Late Effects After Treatment of Hepatoblastoma and Hepatocellular Carcinoma in Childhood and Adolescents

2021 
Hepatoblastoma and hepatocellular carcinoma are the most common malignant liver diseases in childhood. Although complete resection is the cornerstone of the treatment concept, nearly all patients with hepatoblastoma receive pre- and postoperative chemotherapy. The most important cytostatic drug is cisplatin given either alone or in combination with carboplatin, doxorubicin, vincristine, etoposide, ifosfamide, 5-fluorouracil and/or irinotecan.
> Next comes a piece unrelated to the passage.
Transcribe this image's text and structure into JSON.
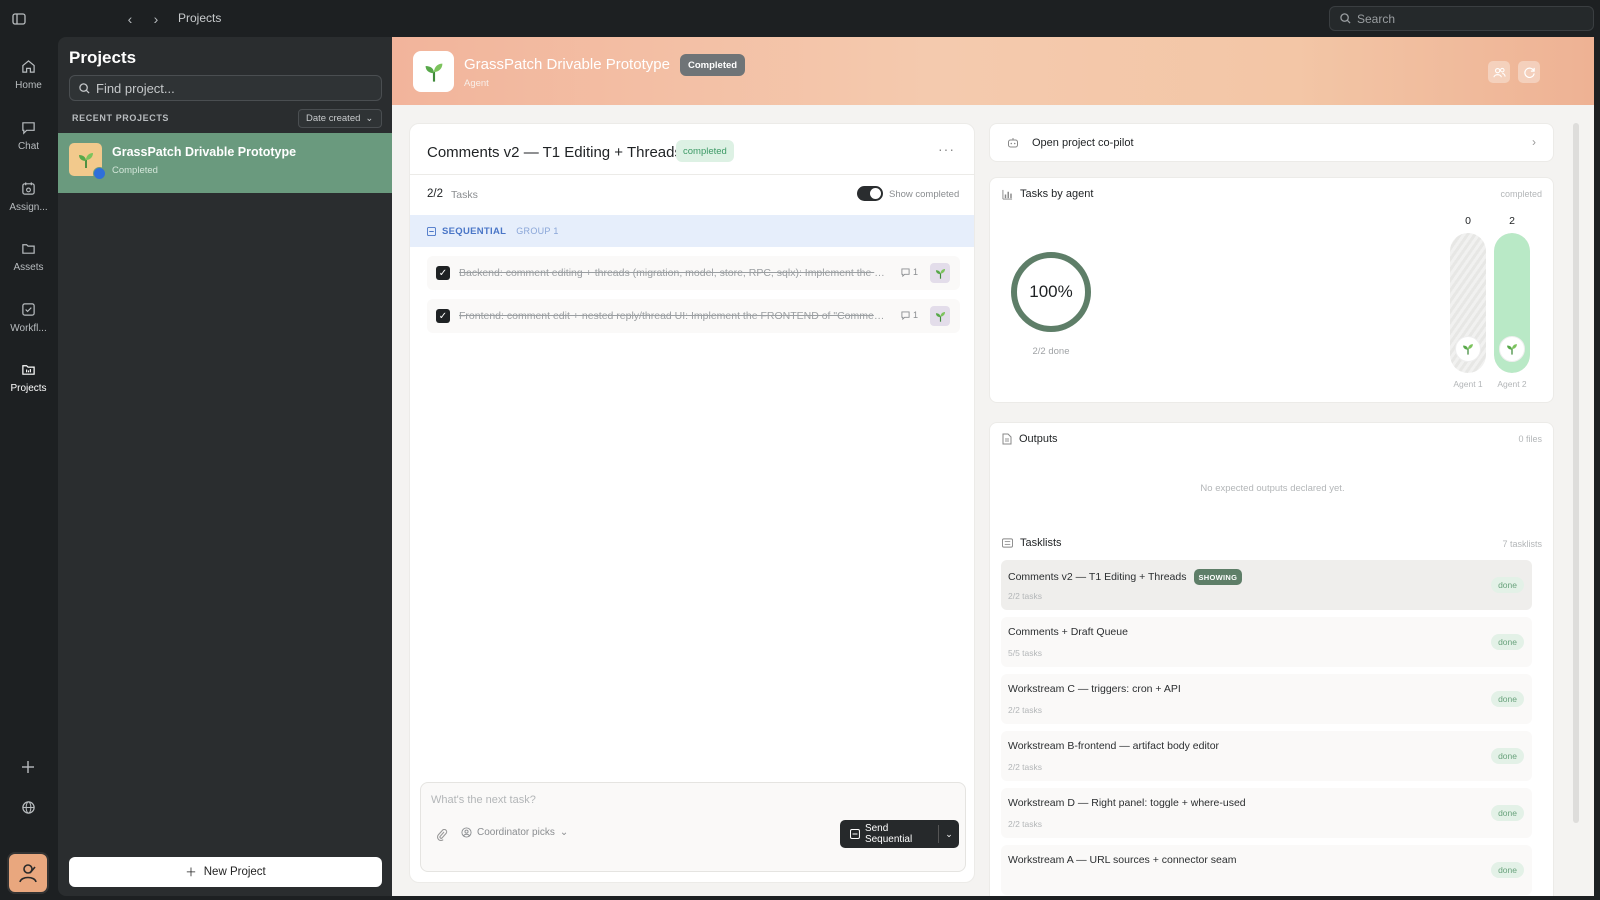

Treating hepatocellular carcinoma remains more difficult since this tumour is rather chemotherapy-resistant, so that surgery becomes even more important. However, in children and adolescents, less than 20% are considered eligible for initial complete resection. Currently, the paediatric HCC community accepted cisplatin/doxorubicin as standard chemotherapy now combined with sorafenib. The role of GemOx (gemcitabine, oxaliplatin) is evaluated in the currently active PHITT (Paediatric Hepatic International Tumour Trial) study. The long-term investigations must therefore focus on ototoxicity, nephrotoxicity (with an impaired glomerular filtration rate and renal magnesium loss) and cardiotoxicity (when doxorubicin was given). Patients who do not receive chemotherapy can be followed up only for disease progression (physical examination, AFP in serum, tumour assessment and assessment of lung metastases) for a minimum of 5 years after diagnosis.